Thursday, July 25, 2019


Williams College Kowtows to Students Saying 'Free Speech Harms'

At Williams College in Massachusetts, biology professor Dr. Luana Maroja wrote online last year that she was concerned about student and administrator attitudes regarding free speech.

She gathered more than 100 faculty signatures on a petition calling for the school to adopt what is known as the “Chicago Principles,” a statement in favor of free expression developed by the University of Chicago.

More than 60 schools have endorsed this statement, a welcome response to the disrupted events and other nonsense that have plagued universities around the country.

Some Williams students will have none of it. Maroja says that more than a dozen of them barged into a faculty meeting last November holding signs such as “free speech harms” and saying faculty were trying to “kill” the students.

After that, tensions escalated. The College Fix reports that a professor subsequently “threatened violence” if Williams adopted the Chicago statement. All this because Maroja dared to promote the idea that Williams should maintain a “climate of mutual respect.”

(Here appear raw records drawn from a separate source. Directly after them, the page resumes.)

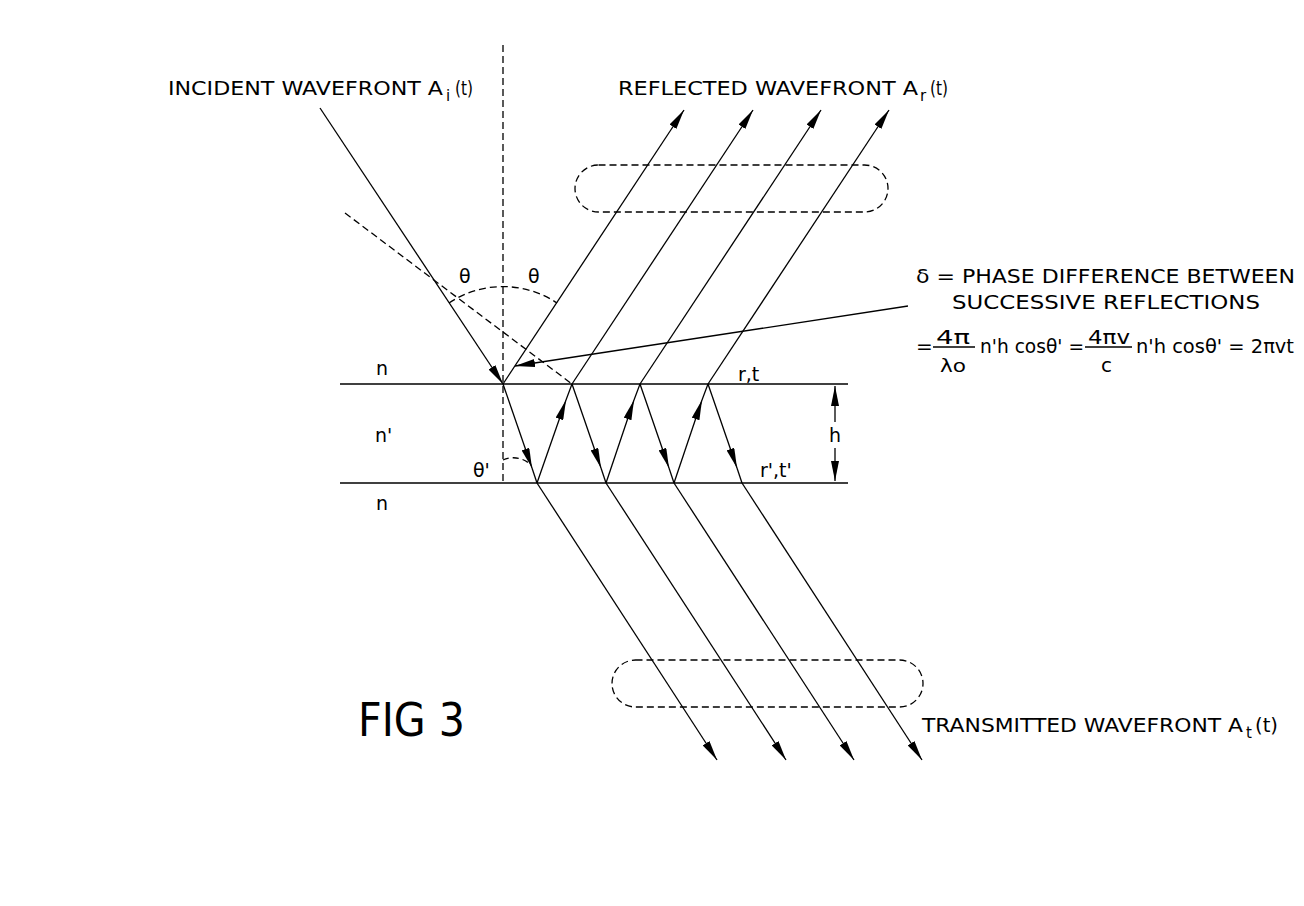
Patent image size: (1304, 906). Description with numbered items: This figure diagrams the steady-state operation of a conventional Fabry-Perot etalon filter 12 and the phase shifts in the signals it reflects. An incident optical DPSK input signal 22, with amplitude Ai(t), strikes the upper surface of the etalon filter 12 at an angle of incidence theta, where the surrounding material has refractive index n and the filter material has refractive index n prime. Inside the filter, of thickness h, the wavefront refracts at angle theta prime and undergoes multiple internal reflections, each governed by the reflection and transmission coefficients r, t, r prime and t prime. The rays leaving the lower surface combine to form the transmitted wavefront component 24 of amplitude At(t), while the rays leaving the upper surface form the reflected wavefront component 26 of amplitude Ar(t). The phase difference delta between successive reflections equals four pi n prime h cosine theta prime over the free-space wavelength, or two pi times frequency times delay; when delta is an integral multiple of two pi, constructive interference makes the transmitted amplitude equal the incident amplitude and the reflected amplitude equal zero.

The etalon filter 12 is at (517, 488).
The optical DPSK input signal 22 is at (358, 165).
The transmitted wavefront component 24 is at (614, 672).
The reflected wavefront component 26 is at (888, 186).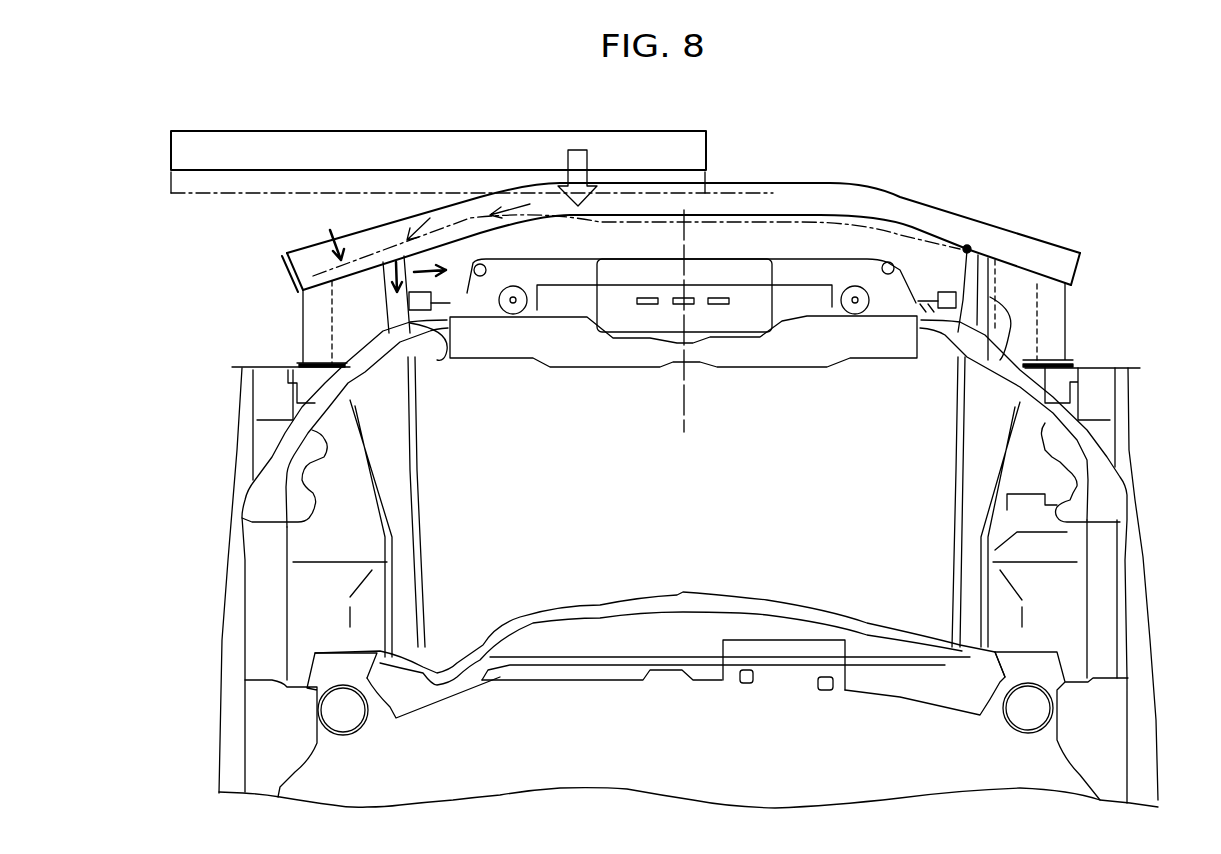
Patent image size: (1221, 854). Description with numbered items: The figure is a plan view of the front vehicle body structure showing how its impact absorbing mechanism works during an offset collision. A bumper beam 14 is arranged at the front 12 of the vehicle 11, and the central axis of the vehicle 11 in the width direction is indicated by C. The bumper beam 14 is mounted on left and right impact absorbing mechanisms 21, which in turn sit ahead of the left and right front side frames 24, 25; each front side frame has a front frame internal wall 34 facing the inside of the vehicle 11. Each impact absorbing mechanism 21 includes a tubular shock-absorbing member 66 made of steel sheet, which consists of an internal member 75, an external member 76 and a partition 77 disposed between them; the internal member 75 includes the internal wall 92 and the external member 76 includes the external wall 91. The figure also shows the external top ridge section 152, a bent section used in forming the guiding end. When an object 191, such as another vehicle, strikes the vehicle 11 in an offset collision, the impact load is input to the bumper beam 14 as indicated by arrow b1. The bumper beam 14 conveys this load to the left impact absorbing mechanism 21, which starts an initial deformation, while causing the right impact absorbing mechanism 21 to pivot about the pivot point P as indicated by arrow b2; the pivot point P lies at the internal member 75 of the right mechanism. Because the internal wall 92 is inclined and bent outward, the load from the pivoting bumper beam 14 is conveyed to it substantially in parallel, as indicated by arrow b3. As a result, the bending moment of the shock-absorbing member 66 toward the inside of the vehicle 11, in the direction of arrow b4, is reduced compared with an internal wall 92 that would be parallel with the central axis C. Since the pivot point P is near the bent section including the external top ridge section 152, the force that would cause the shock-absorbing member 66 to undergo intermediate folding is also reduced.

The object 191 is at (713, 135).
The vehicle 11 is at (885, 173).
The front 12 is at (740, 170).
The bumper beam 14 is at (837, 181).
The impact absorbing mechanism 21 is at (248, 336).
The left front side frame 24 is at (440, 493).
The right front side frame 25 is at (936, 494).
The front frame internal wall 34 is at (410, 408).
The shock-absorbing member 66 is at (366, 248).
The internal member 75 is at (400, 350).
The external member 76 is at (317, 300).
The partition 77 is at (330, 318).
The external wall 91 is at (303, 315).
The internal wall 92 is at (448, 300).
The external top ridge section 152 is at (993, 363).
The pivot point P is at (968, 248).
The central axis C is at (690, 430).
The arrow b1 is at (585, 174).
The arrow b2 is at (329, 232).
The arrow b3 is at (385, 284).
The arrow b4 is at (434, 259).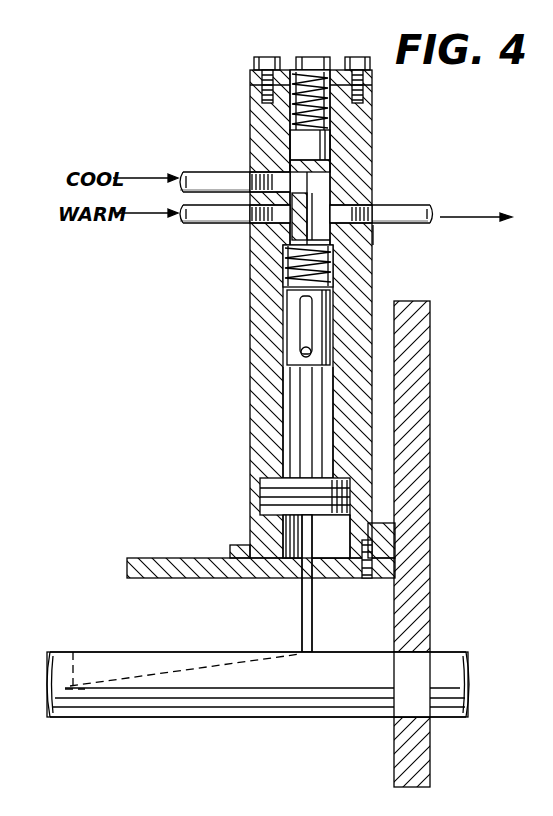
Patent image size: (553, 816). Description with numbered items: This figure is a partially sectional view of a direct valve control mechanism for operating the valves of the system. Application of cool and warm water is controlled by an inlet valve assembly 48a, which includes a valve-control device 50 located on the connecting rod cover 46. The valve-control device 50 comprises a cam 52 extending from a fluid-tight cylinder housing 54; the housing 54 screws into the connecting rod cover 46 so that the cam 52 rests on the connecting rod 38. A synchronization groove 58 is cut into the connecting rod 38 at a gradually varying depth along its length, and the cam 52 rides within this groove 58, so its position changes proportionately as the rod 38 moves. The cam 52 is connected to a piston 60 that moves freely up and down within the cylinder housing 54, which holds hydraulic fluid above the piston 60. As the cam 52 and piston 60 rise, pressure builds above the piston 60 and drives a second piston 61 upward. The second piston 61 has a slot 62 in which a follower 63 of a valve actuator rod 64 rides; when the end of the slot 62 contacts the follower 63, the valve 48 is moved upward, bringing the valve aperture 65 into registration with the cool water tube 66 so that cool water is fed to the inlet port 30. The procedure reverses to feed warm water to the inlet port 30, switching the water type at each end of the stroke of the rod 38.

The inlet port 30 is at (405, 212).
The connecting rod 38 is at (258, 692).
The connecting rod cover 46 is at (160, 558).
The valve 48 is at (325, 146).
The inlet valve assembly 48a is at (384, 232).
The valve-control device 50 is at (252, 471).
The cam 52 is at (302, 648).
The fluid-tight cylinder housing 54 is at (270, 414).
The synchronization groove 58 is at (110, 663).
The piston 60 is at (282, 498).
The second piston 61 is at (295, 320).
The slot 62 is at (298, 294).
The follower 63 is at (300, 354).
The valve actuator rod 64 is at (290, 266).
The valve aperture 65 is at (308, 185).
The cool water tube 66 is at (215, 183).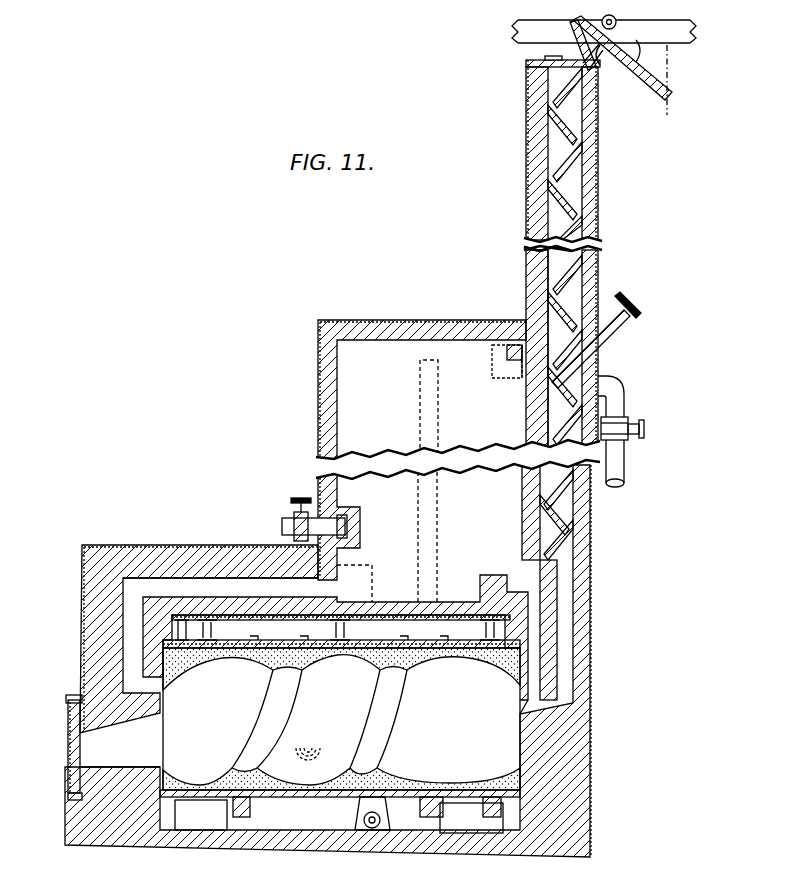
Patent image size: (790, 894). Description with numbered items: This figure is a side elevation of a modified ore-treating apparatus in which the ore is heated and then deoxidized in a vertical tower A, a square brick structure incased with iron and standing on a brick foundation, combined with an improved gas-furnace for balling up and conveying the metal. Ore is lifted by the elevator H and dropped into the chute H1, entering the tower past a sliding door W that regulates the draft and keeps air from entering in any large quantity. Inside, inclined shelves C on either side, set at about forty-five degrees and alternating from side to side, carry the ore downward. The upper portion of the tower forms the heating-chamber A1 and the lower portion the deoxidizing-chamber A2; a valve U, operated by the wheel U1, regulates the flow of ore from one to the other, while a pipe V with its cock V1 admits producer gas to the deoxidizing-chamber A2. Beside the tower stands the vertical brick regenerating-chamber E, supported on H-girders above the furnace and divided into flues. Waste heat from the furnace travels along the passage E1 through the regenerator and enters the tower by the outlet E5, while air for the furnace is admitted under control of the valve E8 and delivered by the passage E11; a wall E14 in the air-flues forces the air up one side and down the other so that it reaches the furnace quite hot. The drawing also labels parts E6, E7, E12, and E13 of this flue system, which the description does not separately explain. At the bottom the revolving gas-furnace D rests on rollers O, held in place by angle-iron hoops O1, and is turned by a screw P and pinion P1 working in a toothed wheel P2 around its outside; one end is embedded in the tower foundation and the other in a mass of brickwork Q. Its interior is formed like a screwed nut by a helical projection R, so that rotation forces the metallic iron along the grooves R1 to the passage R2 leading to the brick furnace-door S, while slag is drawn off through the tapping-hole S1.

The vertical tower A is at (526, 190).
The heating-chamber A1 is at (598, 280).
The deoxidizing-chamber A2 is at (591, 535).
The shelves C is at (526, 291).
The sliding door W is at (528, 63).
The elevator H is at (658, 88).
The chute H1 is at (598, 60).
The valve U is at (600, 353).
The wheel U1 is at (636, 312).
The gas pipe V is at (622, 471).
The cock V1 is at (644, 427).
The regenerating-chamber E is at (422, 450).
The waste-heat passage E1 is at (166, 702).
The outlet E5 is at (506, 374).
The damper plate E6 is at (507, 352).
The damper opening E7 is at (372, 588).
The air valve E8 is at (293, 527).
The air passage E11 is at (527, 692).
The outlet passage E12 is at (507, 575).
The partition E13 is at (356, 515).
The wall E14 is at (424, 414).
The helical projection R is at (319, 722).
The grooves R1 is at (309, 724).
The passage R2 is at (199, 656).
The revolving gas-furnace D is at (341, 719).
The furnace-door S is at (68, 758).
The tapping-hole S1 is at (322, 757).
The brickwork mass Q is at (72, 797).
The rollers O is at (339, 819).
The angle-iron hoops O1 is at (236, 804).
The screw P is at (368, 816).
The pinion P1 is at (363, 821).
The toothed wheel P2 is at (381, 818).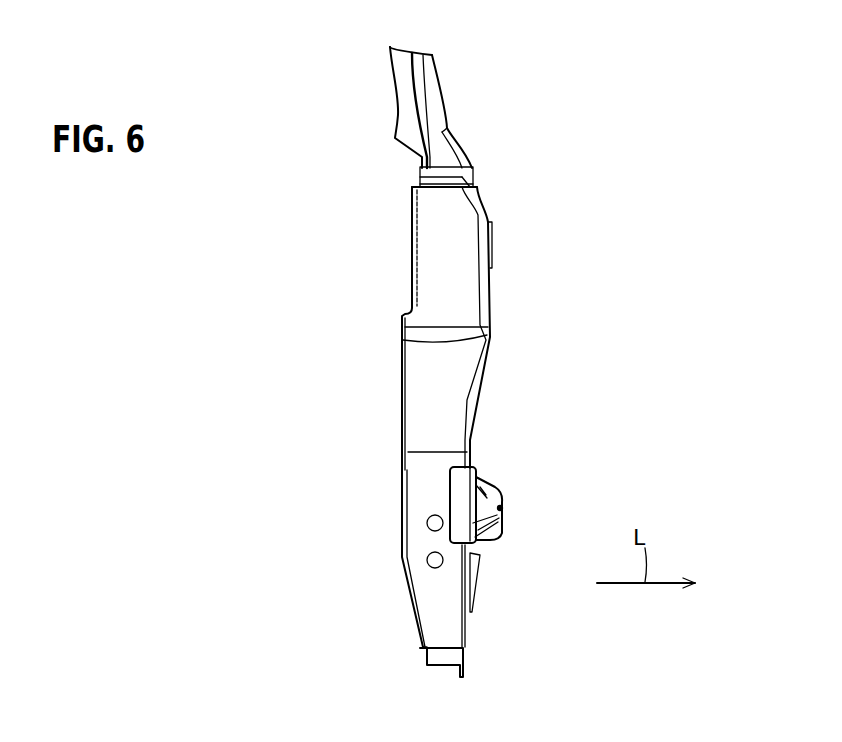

Williams is a private school, so the First Amendment doesn’t automatically apply to institutional activity there as it does on public college campuses. Still, students should expect that the school would want to promote the civil exchange of ideas.

And when discussions devolve into threats of violence, it’s small wonder that students opt to pursue truth via hysterical rhetoric and physical confrontation rather than through discussion and debate.

If you expected the college administration to stand up for free speech and mutual respect, think again. Earlier this week, Williams’ officials waved a white flag and announced the school will not adopt the Chicago statement but draft “speaker invitation guidelines.”

Turning away from principles protecting free speech adds to suspicions that there is a free speech crisis—or worse—at Williams.

Last month, the U.S. Department of Education launched an investigation of the college after its student government denied a pro-Israel student group official status.